Take Bethesda, for example: In June 2020, the video game publisher known for famed franchises like DOOM, Elder Scrolls, Fallout, Wolfenstein and more began changing its Twitter profile pictures to a rainbow variant. Each of its regional twitter accounts underwent a yassification… Except for their Russian, Middle Eastern and Turkish accounts. Users online noticed this, and rightfully clowned the company for only being in it for the money where it was “safe” to support.
And Bethesda is not alone by any means — The Guardian in 2021 reported on nine companies that “celebrated” Pride while simultaneously donating hundreds of thousands of dollars to anti-gay politicians. Walmart, Amazon, Home Depot and AT&T poured money into the coffers of Republicans who voted against the Equality Act. Walmart changed its social media presence to be rainbow-themed, and Amazon sets up a special shop for rainbow themed items.

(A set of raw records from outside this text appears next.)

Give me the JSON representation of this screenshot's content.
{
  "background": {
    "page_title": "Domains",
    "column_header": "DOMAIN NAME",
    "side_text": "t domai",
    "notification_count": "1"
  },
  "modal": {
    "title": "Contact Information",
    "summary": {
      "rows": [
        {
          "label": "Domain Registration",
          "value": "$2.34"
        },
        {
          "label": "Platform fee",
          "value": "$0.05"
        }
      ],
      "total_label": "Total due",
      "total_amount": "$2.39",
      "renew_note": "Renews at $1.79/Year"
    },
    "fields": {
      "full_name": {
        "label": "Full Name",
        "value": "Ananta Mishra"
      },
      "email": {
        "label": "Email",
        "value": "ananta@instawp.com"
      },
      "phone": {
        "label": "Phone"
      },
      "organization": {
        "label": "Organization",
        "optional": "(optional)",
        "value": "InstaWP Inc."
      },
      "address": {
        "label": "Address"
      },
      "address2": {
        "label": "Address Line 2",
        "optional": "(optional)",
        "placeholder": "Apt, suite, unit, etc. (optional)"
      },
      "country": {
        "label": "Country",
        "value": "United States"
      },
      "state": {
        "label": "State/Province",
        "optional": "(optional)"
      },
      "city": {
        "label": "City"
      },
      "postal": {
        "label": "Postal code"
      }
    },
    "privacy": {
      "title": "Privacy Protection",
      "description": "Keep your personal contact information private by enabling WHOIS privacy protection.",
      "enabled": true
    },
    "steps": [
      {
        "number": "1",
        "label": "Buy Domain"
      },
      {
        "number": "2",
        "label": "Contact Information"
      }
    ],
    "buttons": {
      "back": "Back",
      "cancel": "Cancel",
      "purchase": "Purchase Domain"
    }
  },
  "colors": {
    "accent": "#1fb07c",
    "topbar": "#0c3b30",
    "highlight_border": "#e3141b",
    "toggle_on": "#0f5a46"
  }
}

Living under capitalism means that calling for an end to this practice is unfathomable. Annually, these brands consult (read: tokenize) a fraction of the LGBTQIA+ community for marketing initiatives during the month of June. Rainbow capitalism is unfortunately a key source of income for many members of the LGBTQIA+ community, especially those in the media and entertainment business. Does this mean that we must live with this abhorrent tradition? Yes, unfortunately. But we can always demand better from the brands we engage with. To ethically consume from corporations is impossible under capitalism, but the least we can do is ask for year-round support for queer people — in dollars, not themed Instagram posts. We can and should pressure companies to become more inclusive workplaces, hire LGBTQIA+ community members at all levels, partner with queer businesses and stop donating to politicians and organizations who do not support the LGBTQIA+ community. And for companies who hear these demands and do nothing to change their ways, to those who pander to the same community they commodify, we see right through you. We know what you’re doing.